Go ahead and click off the paths to deselect them and grab this anchor point right there and drag it until it snaps onto this one. And you can go ahead and move this control handle out a little bit as well. And then marquee these two points, these two coincident anchor points. And just press Control+J or Command+J on the Mac. And now do the same down here. Go ahead and drag this guy, so he snaps into alignment like so. Go ahead and move the control handle over just a little bit. Marquee these two points and press Control+J or Command+J on the Mac.
All right. Now, I'm going to zoom out a little bit, so I can take in more of my document. And I'm going to turn on the Live Paint Layer. And the reason I'm doing this is because this layer, the Live Paint Layer contains my guides, my center guides which I can make visible by pressing Control Semicolon or Command Semicolon on a Mac. Now, what you want to do is grab this Anchor Point right there. And shift+drag it and the reason you have the shift key down is so that you can constrain the angle of your drag to exactly horizontal. And move it so that it snaps into alignment with that vertical guide, and then grab this anchor point right here.

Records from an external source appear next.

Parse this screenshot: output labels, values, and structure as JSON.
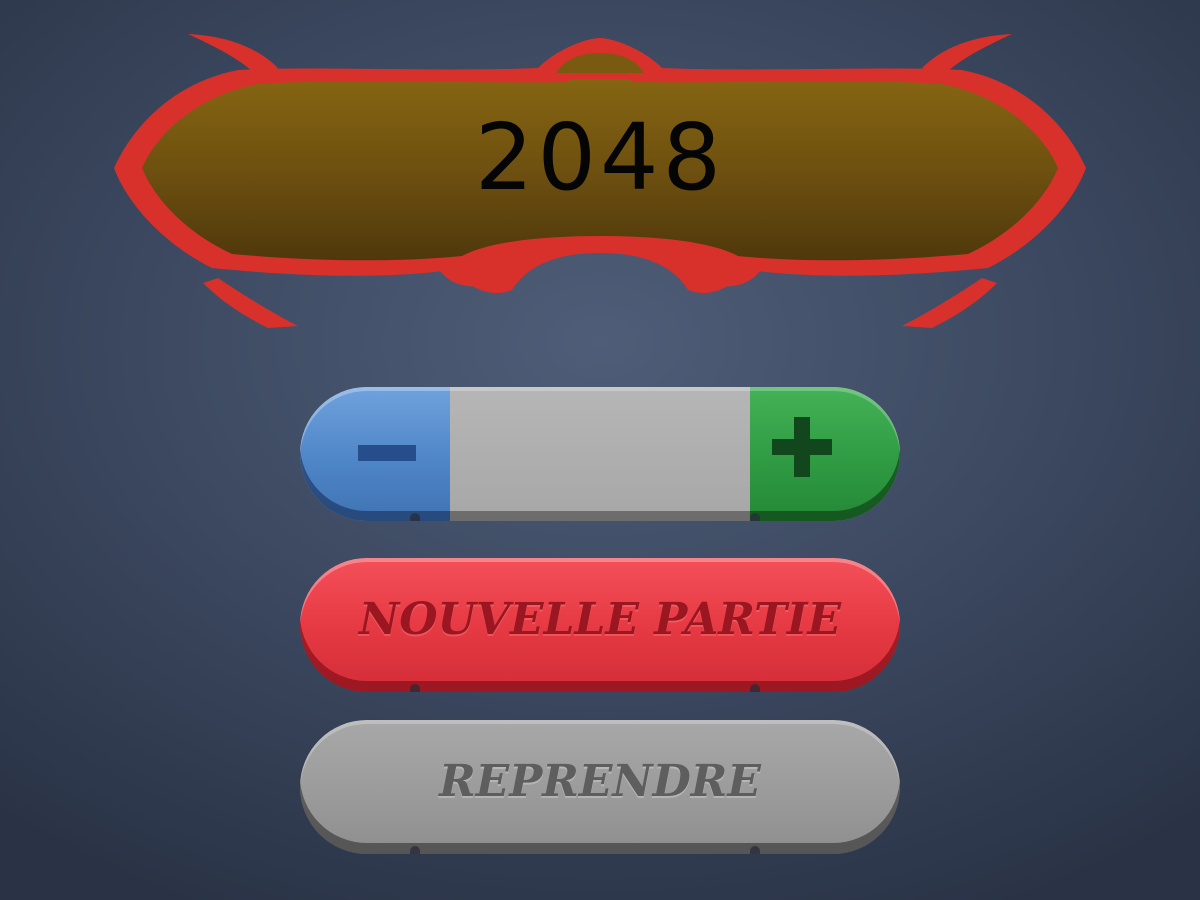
{
  "game": {
    "title": "2048"
  },
  "stepper": {
    "minus_icon": "minus-icon",
    "plus_icon": "plus-icon",
    "value": ""
  },
  "buttons": {
    "new_game_label": "NOUVELLE PARTIE",
    "resume_label": "REPRENDRE"
  },
  "colors": {
    "background": "#3e4b63",
    "banner_fill": "#7a5a10",
    "banner_frame": "#d8302b",
    "minus": "#4f86c8",
    "plus": "#2f9b43",
    "new_game": "#e63a44",
    "resume": "#9b9b9b"
  }
}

Don't press the shift key this time, and drag it so that it snaps into alignment with the top anchor point. And now we want to do the same for this bath outline up here, so grab this anchor point, drag it over to the right while pressing the Shift key so you can strain the angle of your drag to exactly horizontal, and then grab this anchor point and drag it so it snaps into alignment with the previous anchor point. And now go ahead and hide that Live Paint Layer again, just so we can focus on these shapes right here. Go ahead marquis these two anchor points right there and press Control+J or Command+J on the Mac to join them.
Marquee these two anchor points and press Control+J or Command+J on the Mac, to join them, as well. Go ahead and press the V key to switch back to your black arrow tool. Marquee these two paths to select them. Go ahead and click on the word stroke up here in the control panel and select the round join, because otherwise we're going to have these miters that are going to jut out into our other path outlines. So, go ahead and round them off, like so, by clicking on this second corner icon. And then, click on this fill swatch, once again up here in the control panel, and change the fill to this shade of blue, R41G171B226, and you'll end up with this effect here.
All right. Now turn the other layers back on by dragging down the eyeball column. And go ahead and press Control+0 or Command+0 on a Mac to center your zoom. Select the rotate tool and Alt or Option click at the intersection of those two guidelines so that you're rotating around the center of the art board. Make sure the angle value is still set to 120 degrees, click the copy button and then press Control+D or Command+D on the Mac in order to duplicate those shapes a second time so that we have a total of six blue edges.
Now you can press Control+Shift+A or Command+Shift+A on the Mac to deselect the work and press Control; or Command; on the Mac in order to hide the guidelines. In that friends is how you add edges to your Mobius Strip so that the ribbon appears to be twisting and winding around itself.